Estimator for Levenshtein distance.

The usual algorithm for computing Levenshtein distances provides successively better lower bounds for the Levenshtein distance as it runs, as proved in Mathlib.Data.List.EditDistance.Bounds.

In this file we package that fact as an instance of

Estimator (Thunk.mk fun _ => levenshtein C xs ys) (LevenshteinEstimator C xs ys)

allowing us to use the Estimator framework for Levenshtein distances.

This is then used in the implementation of rewrite_search to avoid needing the entire edit distance calculation in unlikely search paths.

structure LevenshteinEstimator' {α : Type} {β : Type} {δ : Type} [CanonicallyLinearOrderedAddMonoid δ] (C : Levenshtein.Cost α β δ) (xs : List α) (ys : List β) : Type

• pre_rev : List β

  The prefix of ys that is not is not involved in the bound, in reverse order.

• suff : List β

  The suffix of ys, such that the distance from xs to ys is bounded below by the minimum distance from any suffix of xs to this suffix.

• split : List.reverse s.pre_rev ++ s.suff = ys

  Witness that ys has been decomposed into a prefix and suffix.

• distances : { r // 0 < List.length r }

  The distances from each suffix of xs to suff.

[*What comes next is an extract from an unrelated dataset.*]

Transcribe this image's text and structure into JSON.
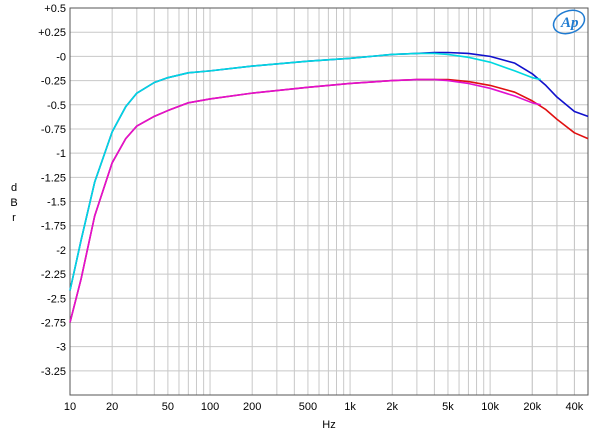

• distances_eq : s.distances = suffixLevenshtein C xs s.suff

  Witness that distances are correct.

• bound : δ × ℕ

  The current bound on the pair (distance from xs to ys, length of ys).

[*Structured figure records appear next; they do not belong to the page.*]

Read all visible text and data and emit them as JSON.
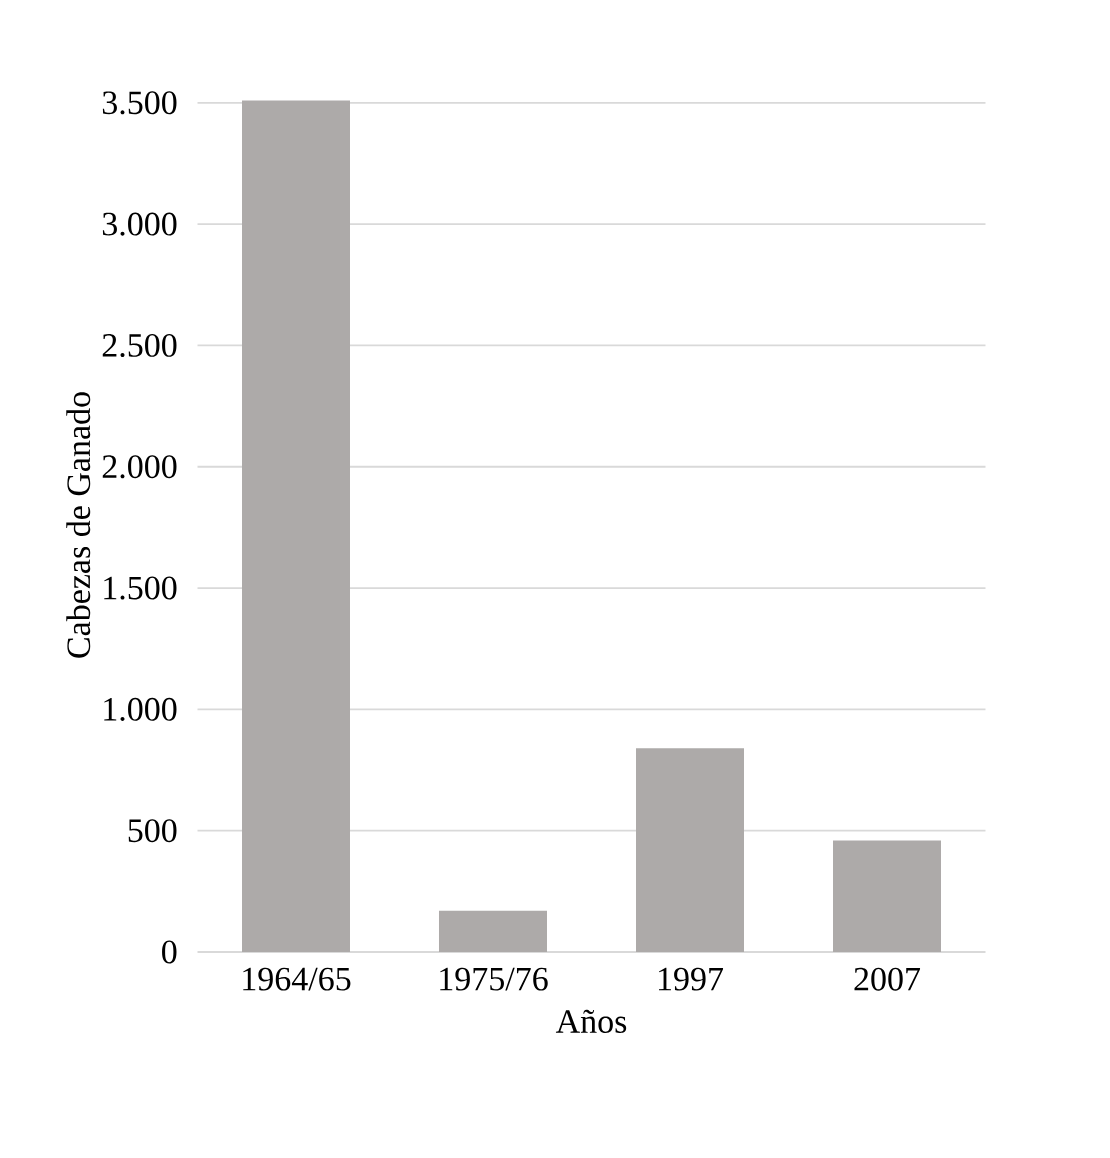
{
  "chart_data": {
    "type": "bar",
    "xlabel": "Años",
    "ylabel": "Cabezas de Ganado",
    "categories": [
      "1964/65",
      "1975/76",
      "1997",
      "2007"
    ],
    "values": [
      3510,
      170,
      840,
      460
    ],
    "color": "#adaaa9",
    "ylim": [
      0,
      3520
    ],
    "yticks": [
      0,
      {
        "value": 500,
        "label": "500"
      },
      {
        "value": 1000,
        "label": "1.000"
      },
      {
        "value": 1500,
        "label": "1.500"
      },
      {
        "value": 2000,
        "label": "2.000"
      },
      {
        "value": 2500,
        "label": "2.500"
      },
      {
        "value": 3000,
        "label": "3.000"
      },
      {
        "value": 3500,
        "label": "3.500"
      }
    ],
    "grid": "y"
  }
}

• bound_eq : s.bound = match s.pre_rev, (_ : List.reverse s.pre_rev ++ s.suff = ys) with | [], split => ((↑s.distances)[0], List.length ys) | x, split => (List.minimum_of_length_pos (_ : 0 < List.length ↑s.distances), List.length s.suff)

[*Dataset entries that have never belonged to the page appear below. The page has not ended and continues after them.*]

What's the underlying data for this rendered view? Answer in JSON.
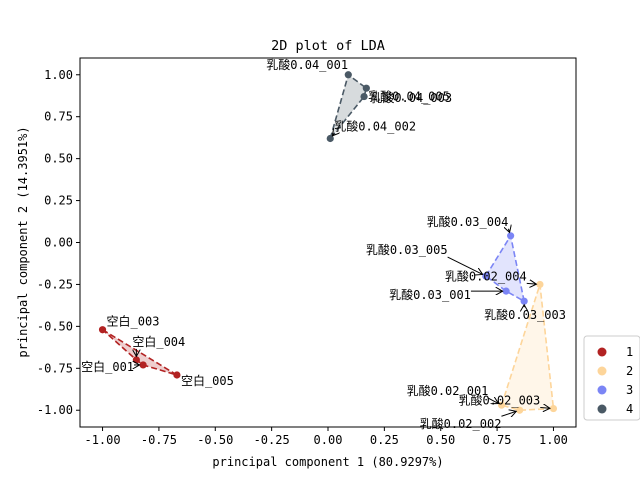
{
  "chart_data": {
    "type": "scatter",
    "title": "2D plot of LDA",
    "xlabel": "principal component 1 (80.9297%)",
    "ylabel": "principal component 2 (14.3951%)",
    "xlim": [
      -1.1,
      1.1
    ],
    "ylim": [
      -1.1,
      1.1
    ],
    "xticks": [
      -1.0,
      -0.75,
      -0.5,
      -0.25,
      0.0,
      0.25,
      0.5,
      0.75,
      1.0
    ],
    "xtick_labels": [
      "-1.00",
      "-0.75",
      "-0.50",
      "-0.25",
      "0.00",
      "0.25",
      "0.50",
      "0.75",
      "1.00"
    ],
    "yticks": [
      -1.0,
      -0.75,
      -0.5,
      -0.25,
      0.0,
      0.25,
      0.5,
      0.75,
      1.0
    ],
    "ytick_labels": [
      "-1.00",
      "-0.75",
      "-0.50",
      "-0.25",
      "0.00",
      "0.25",
      "0.50",
      "0.75",
      "1.00"
    ],
    "grid": false,
    "legend_position": "outside-right-bottom",
    "series": [
      {
        "name": "1",
        "color": "#b22222",
        "points": [
          {
            "label": "空白_001",
            "x": -0.82,
            "y": -0.73
          },
          {
            "label": "空白_003",
            "x": -1.0,
            "y": -0.52
          },
          {
            "label": "空白_004",
            "x": -0.85,
            "y": -0.7
          },
          {
            "label": "空白_005",
            "x": -0.67,
            "y": -0.79
          }
        ]
      },
      {
        "name": "2",
        "color": "#fdd59a",
        "points": [
          {
            "label": "乳酸0.02_001",
            "x": 0.77,
            "y": -0.97
          },
          {
            "label": "乳酸0.02_002",
            "x": 0.85,
            "y": -1.0
          },
          {
            "label": "乳酸0.02_003",
            "x": 1.0,
            "y": -0.99
          },
          {
            "label": "乳酸0.02_004",
            "x": 0.94,
            "y": -0.25
          }
        ]
      },
      {
        "name": "3",
        "color": "#7b85f5",
        "points": [
          {
            "label": "乳酸0.03_001",
            "x": 0.79,
            "y": -0.29
          },
          {
            "label": "乳酸0.03_003",
            "x": 0.87,
            "y": -0.35
          },
          {
            "label": "乳酸0.03_004",
            "x": 0.81,
            "y": 0.04
          },
          {
            "label": "乳酸0.03_005",
            "x": 0.7,
            "y": -0.2
          }
        ]
      },
      {
        "name": "4",
        "color": "#4a5965",
        "points": [
          {
            "label": "乳酸0.04_001",
            "x": 0.09,
            "y": 1.0
          },
          {
            "label": "乳酸0.04_002",
            "x": 0.01,
            "y": 0.62
          },
          {
            "label": "乳酸0.04_003",
            "x": 0.17,
            "y": 0.92
          },
          {
            "label": "乳酸0.04_005",
            "x": 0.16,
            "y": 0.87
          }
        ]
      }
    ]
  }
}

  Predicate describing the current bound.

Data showing that the Levenshtein distance from xs to ys is bounded below by the minimum Levenshtein distance between some suffix of xs and a particular suffix of ys.

This bound is (non-strict) monotone as we take longer suffixes of ys.

This is an auxiliary definition for the later LevenshteinEstimator: this variant constructs a lower bound for the pair consisting of the Levenshtein distance from xs to ys, along with the length of ys.

instance instEstimatorDataProdNatMkUnitMkLevenshteinToAddZeroClassToAddMonoidToAddCommMonoidToOrderedAddCommMonoidToCanonicallyOrderedAddMonoidToMinLengthLevenshteinEstimator' {α : Type} {β : Type} {δ : Type} [CanonicallyLinearOrderedAddMonoid δ] (C : Levenshtein.Cost α β δ) (xs : List α) (ys : List β) : EstimatorData { fn := fun x => (levenshtein C xs ys, List.length ys) } (LevenshteinEstimator' C xs ys)

instance estimator' {α : Type} {β : Type} {δ : Type} [CanonicallyLinearOrderedAddMonoid δ] (C : Levenshtein.Cost α β δ) (xs : List α) (ys : List β) : Estimator { fn := fun x => (levenshtein C xs ys, List.length ys) } (LevenshteinEstimator' C xs ys)

def LevenshteinEstimator {α : Type} {β : Type} {δ : Type} [CanonicallyLinearOrderedAddMonoid δ] (C : Levenshtein.Cost α β δ) (xs : List α) (ys : List β) : Type

An estimator for Levenshtein distances.

instance instEstimatorToPreorderToPartialOrderToOrderedAddCommMonoidToCanonicallyOrderedAddMonoidMkUnitLevenshteinToAddZeroClassToAddMonoidToAddCommMonoidToMinLevenshteinEstimator {α : Type} {β : Type} {δ : Type} [CanonicallyLinearOrderedAddMonoid δ] (C : Levenshtein.Cost α β δ) (xs : List α) (ys : List β) [∀ (a : δ × ℕ), WellFoundedGT { x // x ≤ a }] : Estimator { fn := fun x => levenshtein C xs ys } (LevenshteinEstimator C xs ys)

instance instBotLevenshteinEstimator {α : Type} {β : Type} {δ : Type} [CanonicallyLinearOrderedAddMonoid δ] (C : Levenshtein.Cost α β δ) (xs : List α) (ys : List β) : Bot (LevenshteinEstimator C xs ys)

The initial estimator for Levenshtein distances.